Even the Canadian Pension System Isn’t Immune to the Bear Market
The Canadians, considered among the best investors in the world, lost almost 9 percent on average in the second quarter.
Canadian pension plans are viewed as among the most sophisticated allocators, with an enviable investment model. But, just like their U.S. counterparts, Canadian pensions plans didn’t escape the market decline.
During the second quarter of 2022, Canadian pension plans saw steep declines in line with those of U.S. pension plans. According to data from the Northern Trust Canada Universe, the median Canadian pension plan fell 8.8 percent in the second quarter and 14.5 percent year-over-year.
The second quarter marked the global economy’s descent into a bear market after a nearly 13-year long bull market. Canadian and U.S. equities declined over the period, 13.2 percent and 13.4 percent, respectively. All sectors experienced losses in both the Canadian and U.S. markets.
Additionally, with surges in inflation, fears of a looming recession, and sharp declines in commodity pricing, cryptocurrencies, and bond yields, U.S pension plans also felt the pain of the current economic environment. U.S. public pension plans are expected to have average loss of 10.4 percent for the fiscal year 2022, Institutional Investor previously reported. This is the first annual loss since 2009.
“The most recent quarter served as a reminder of how rapidly markets can shift course,” Katie Pries, president and chief executive officer of Northern Trust Canada, said in a statement. “We saw extreme market declines in the early days of the pandemic and now we are experiencing it again in the face of changing monetary policy.”
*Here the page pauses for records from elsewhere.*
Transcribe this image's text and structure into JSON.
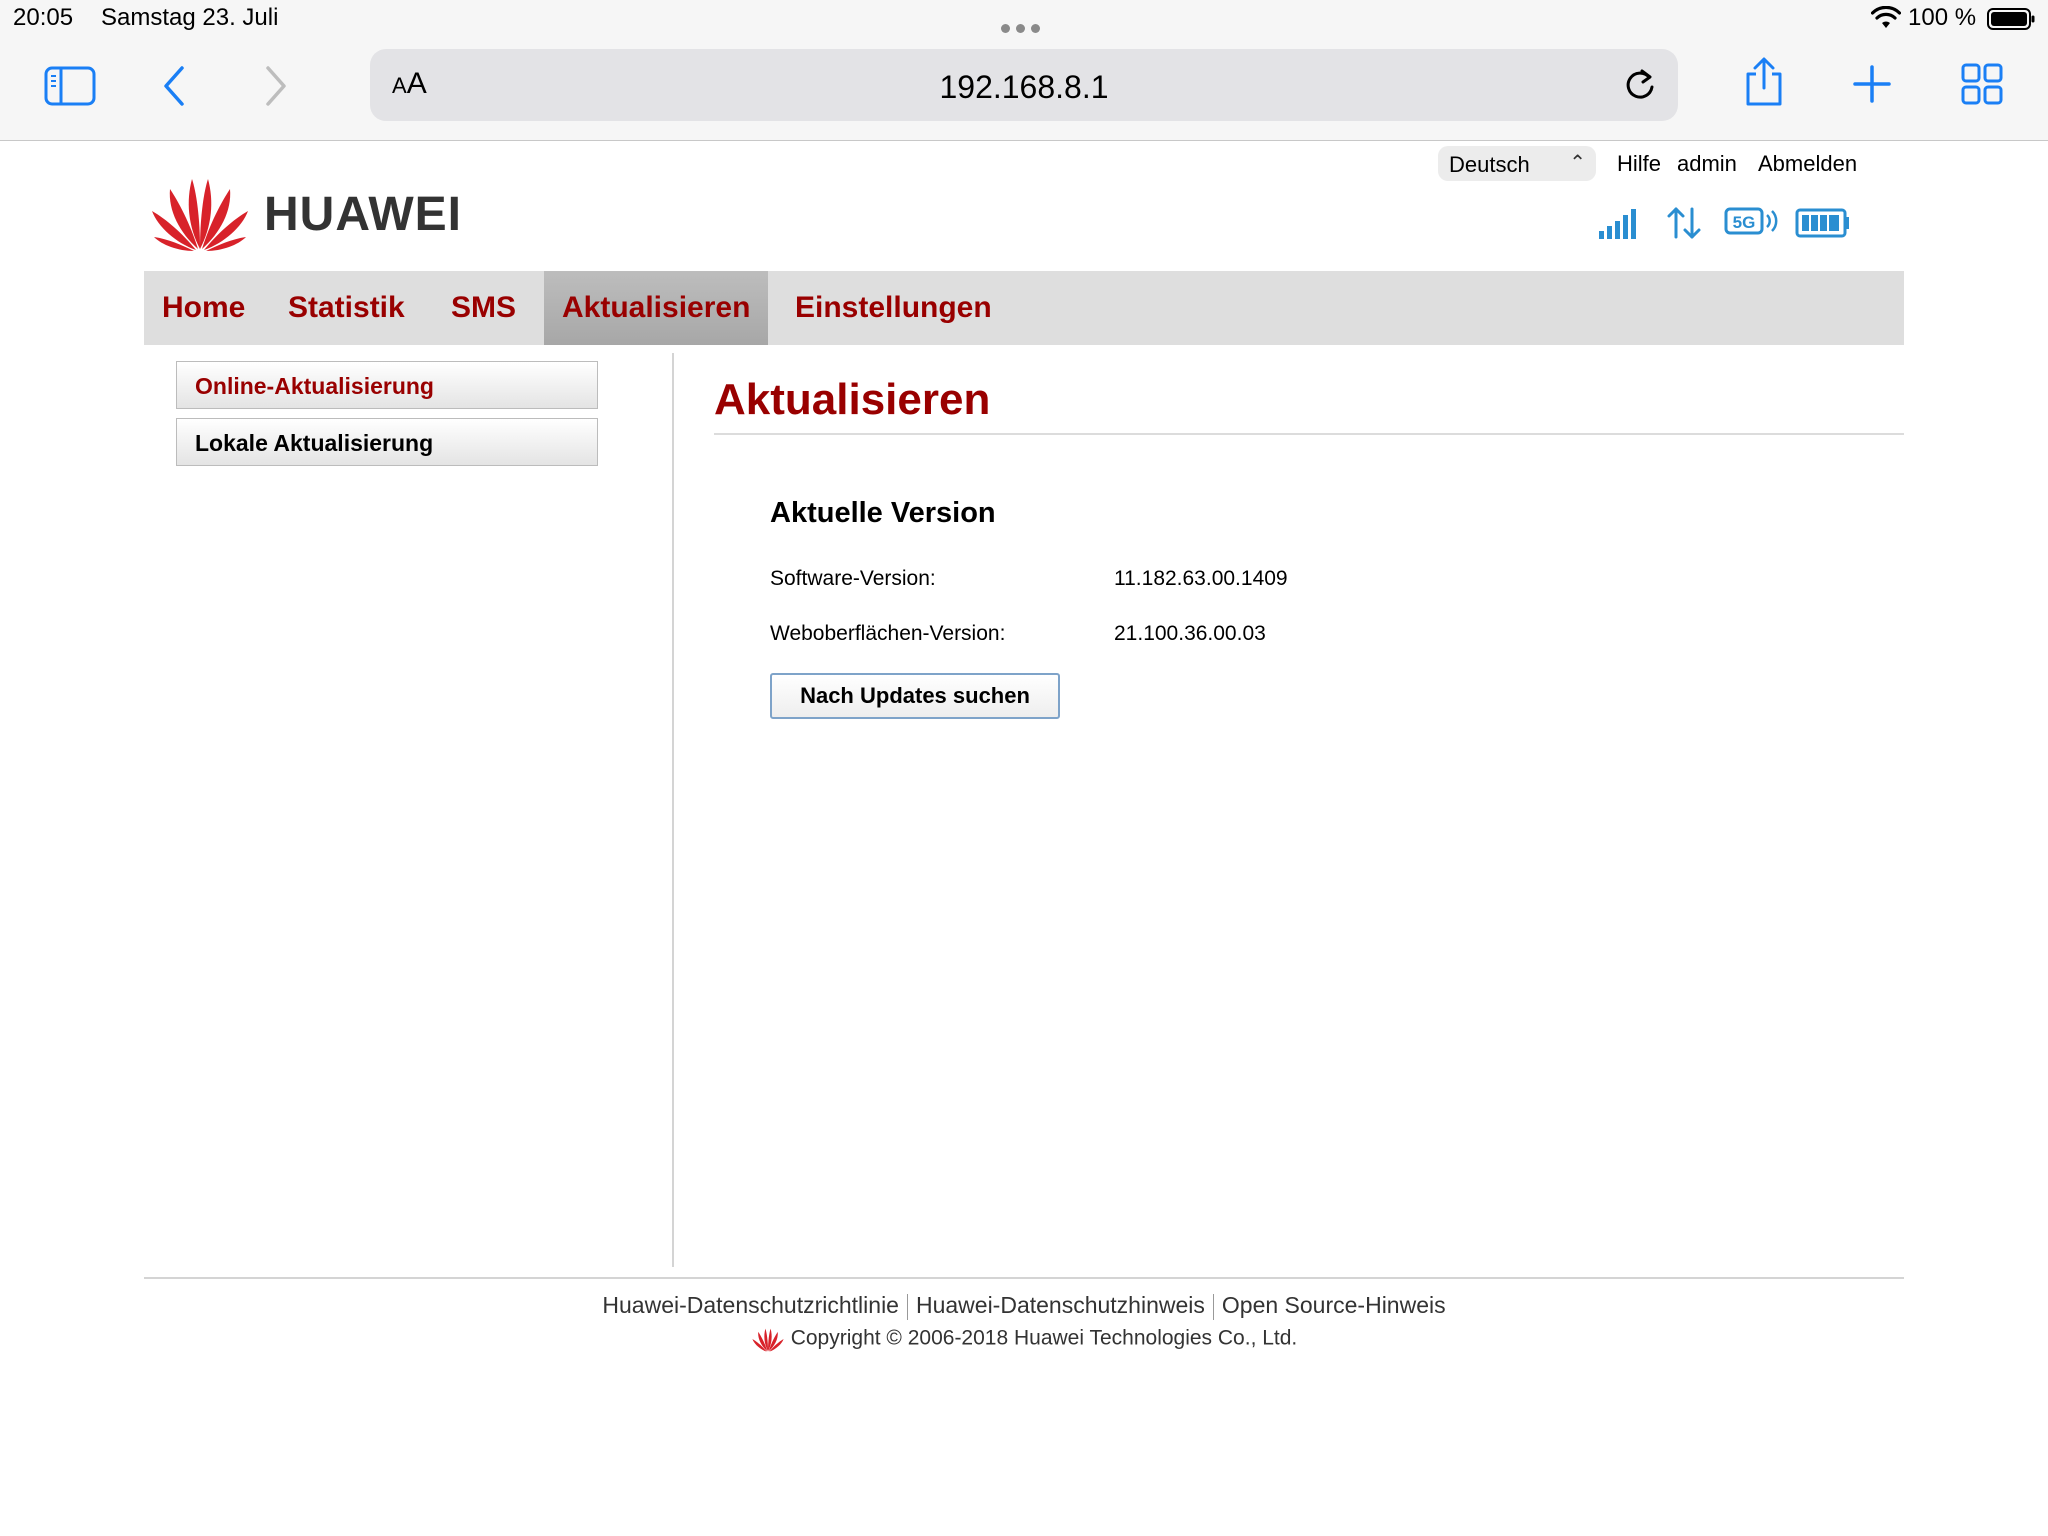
{
  "status_bar": {
    "time": "20:05",
    "date": "Samstag 23. Juli",
    "battery": "100 %"
  },
  "browser": {
    "reader_label_small": "A",
    "reader_label_large": "A",
    "url": "192.168.8.1"
  },
  "header": {
    "brand": "HUAWEI",
    "language": "Deutsch",
    "links": {
      "help": "Hilfe",
      "user": "admin",
      "logout": "Abmelden"
    }
  },
  "nav": {
    "items": [
      {
        "label": "Home"
      },
      {
        "label": "Statistik"
      },
      {
        "label": "SMS"
      },
      {
        "label": "Aktualisieren"
      },
      {
        "label": "Einstellungen"
      }
    ],
    "active": "Aktualisieren"
  },
  "sidebar": {
    "items": [
      {
        "label": "Online-Aktualisierung",
        "selected": true
      },
      {
        "label": "Lokale Aktualisierung",
        "selected": false
      }
    ]
  },
  "main": {
    "title": "Aktualisieren",
    "section_title": "Aktuelle Version",
    "rows": [
      {
        "label": "Software-Version:",
        "value": "11.182.63.00.1409"
      },
      {
        "label": "Weboberflächen-Version:",
        "value": "21.100.36.00.03"
      }
    ],
    "check_button": "Nach Updates suchen"
  },
  "footer": {
    "links": [
      "Huawei-Datenschutzrichtlinie",
      "Huawei-Datenschutzhinweis",
      "Open Source-Hinweis"
    ],
    "copyright": "Copyright © 2006-2018 Huawei Technologies Co., Ltd."
  },
  "colors": {
    "accent": "#990000",
    "ios_blue": "#1a7ff5",
    "status_blue": "#2a8ed1"
  },
  "icons": {
    "status": [
      "signal-strength-icon",
      "data-transfer-icon",
      "5g-network-icon",
      "battery-full-icon"
    ]
  }
}
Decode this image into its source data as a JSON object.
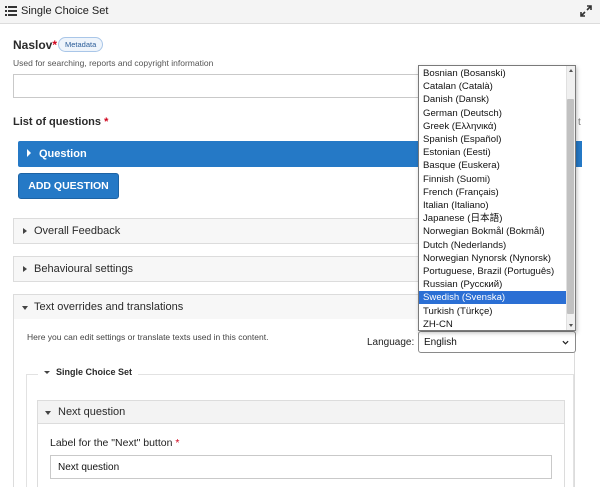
{
  "header": {
    "title": "Single Choice Set",
    "library_icon": "list-icon",
    "fullscreen_icon": "expand-icon"
  },
  "title_field": {
    "label": "Naslov",
    "required_mark": "*",
    "metadata_button": "Metadata",
    "description": "Used for searching, reports and copyright information",
    "value": ""
  },
  "questions": {
    "label": "List of questions",
    "required_mark": "*",
    "partial_text": "t",
    "items": [
      {
        "label": "Question"
      }
    ],
    "add_button": "ADD QUESTION"
  },
  "sections": [
    {
      "label": "Overall Feedback",
      "expanded": false
    },
    {
      "label": "Behavioural settings",
      "expanded": false
    },
    {
      "label": "Text overrides and translations",
      "expanded": true
    }
  ],
  "translations": {
    "description": "Here you can edit settings or translate texts used in this content.",
    "language_label": "Language:",
    "selected_language": "English",
    "group_label": "Single Choice Set",
    "subsection_label": "Next question",
    "next_label": "Label for the \"Next\" button",
    "next_required_mark": "*",
    "next_value": "Next question"
  },
  "language_dropdown": {
    "options": [
      "Bosnian (Bosanski)",
      "Catalan (Català)",
      "Danish (Dansk)",
      "German (Deutsch)",
      "Greek (Ελληνικά)",
      "Spanish (Español)",
      "Estonian (Eesti)",
      "Basque (Euskera)",
      "Finnish (Suomi)",
      "French (Français)",
      "Italian (Italiano)",
      "Japanese (日本語)",
      "Norwegian Bokmål (Bokmål)",
      "Dutch (Nederlands)",
      "Norwegian Nynorsk (Nynorsk)",
      "Portuguese, Brazil (Português)",
      "Russian (Русский)",
      "Swedish (Svenska)",
      "Turkish (Türkçe)",
      "ZH-CN"
    ],
    "highlighted": "Swedish (Svenska)"
  },
  "colors": {
    "accent": "#2579c6",
    "required": "#d0021b",
    "highlight": "#2b6fd4"
  }
}
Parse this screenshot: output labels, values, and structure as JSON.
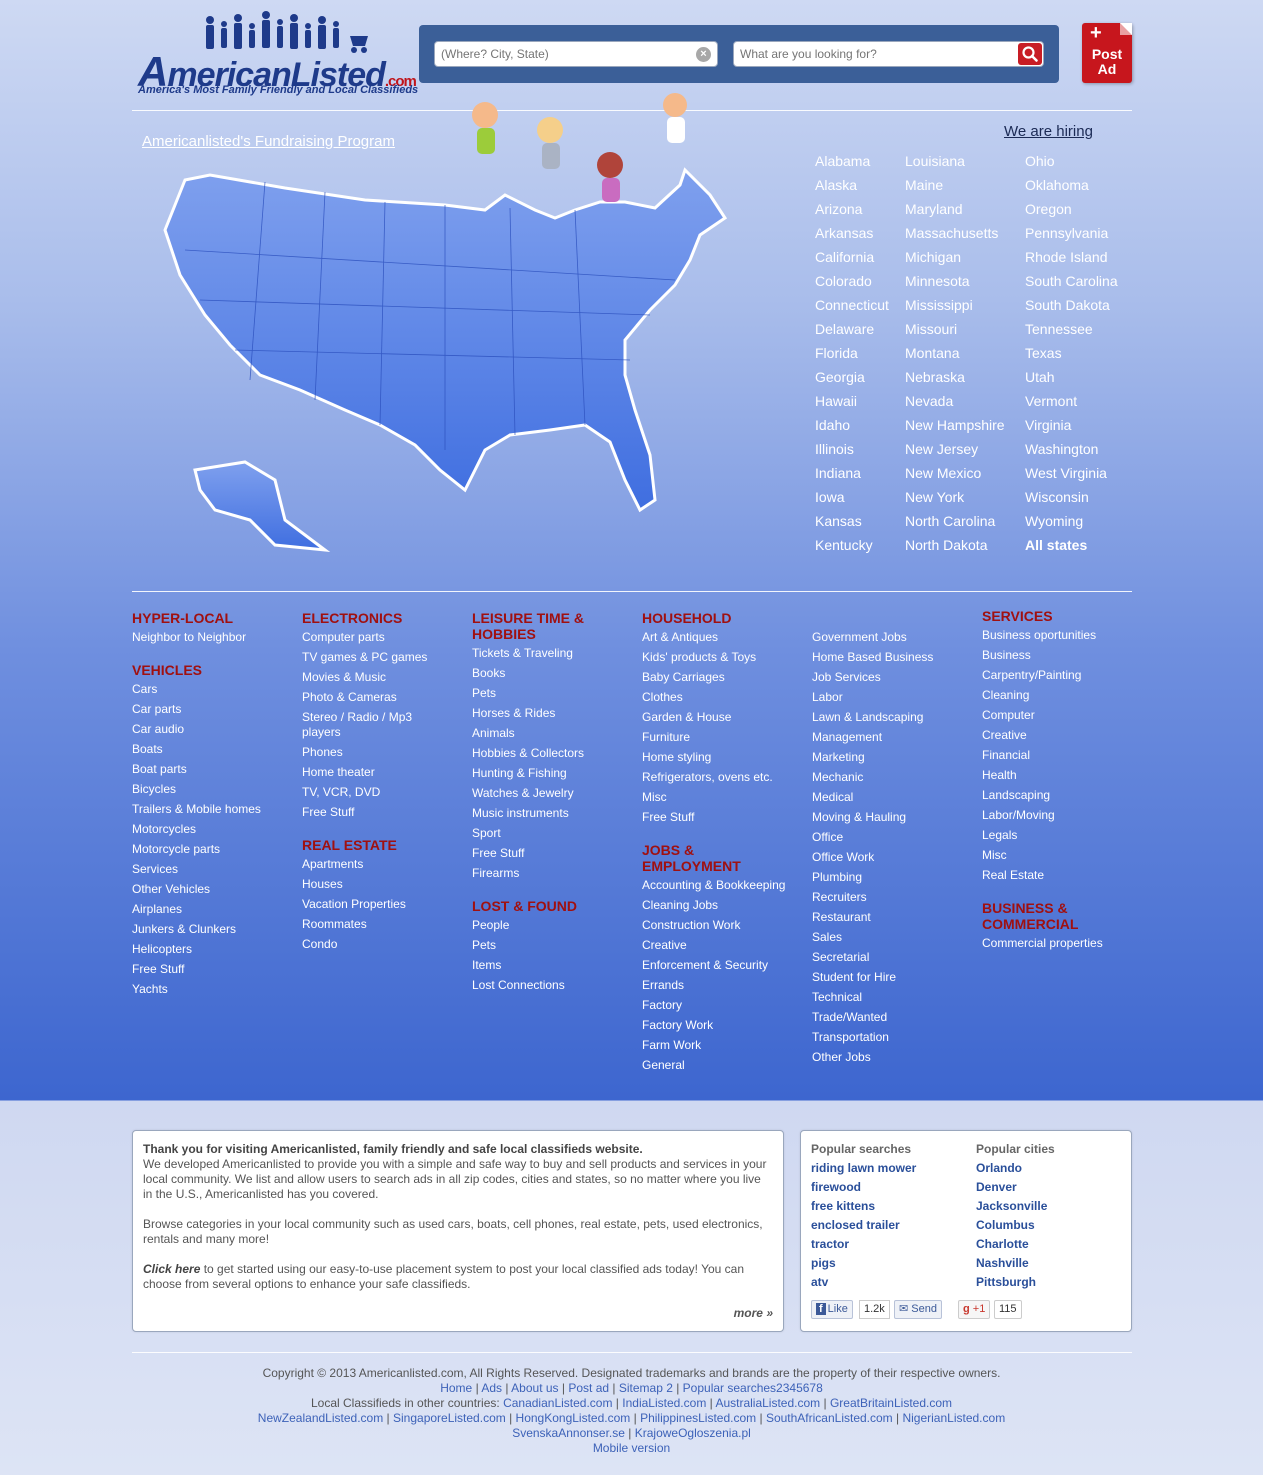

Pries added that although rising interest rates create market uncertainty — and a potential decline in the value of pension assets — higher rates can also lower the amount a pension needs to put aside to meet promises to beneficiaries. Pries said higher interest rates theoretically improve pension funding ratios and the overall financial health of plans — a “cushion through this volatile period.”
While both U.S. and Canadian pension plans were not immune to the most recent market downturn, Canadian plans have broadly been seen as more sophisticated than American funds. In the 2021 Mercer CFA Institute Global Pension Index, which grades the world’s pension systems, Canada received an overall index value of 69.8, indicating that the pension system “has a sound structure, with many good features, but has some areas for improvement that differentiates it from an A-grade system.”
The U.S. received an overall index value of 61.4, putting it in a group of pension systems that “has some good features, but also has major risks and/or shortcomings that should be addressed. Without these improvements, its efficacy and/or long-term sustainability can be questioned.”
Despite these different quality ratings, neither retirement system could withstand the pain of the bear market in the second quarter.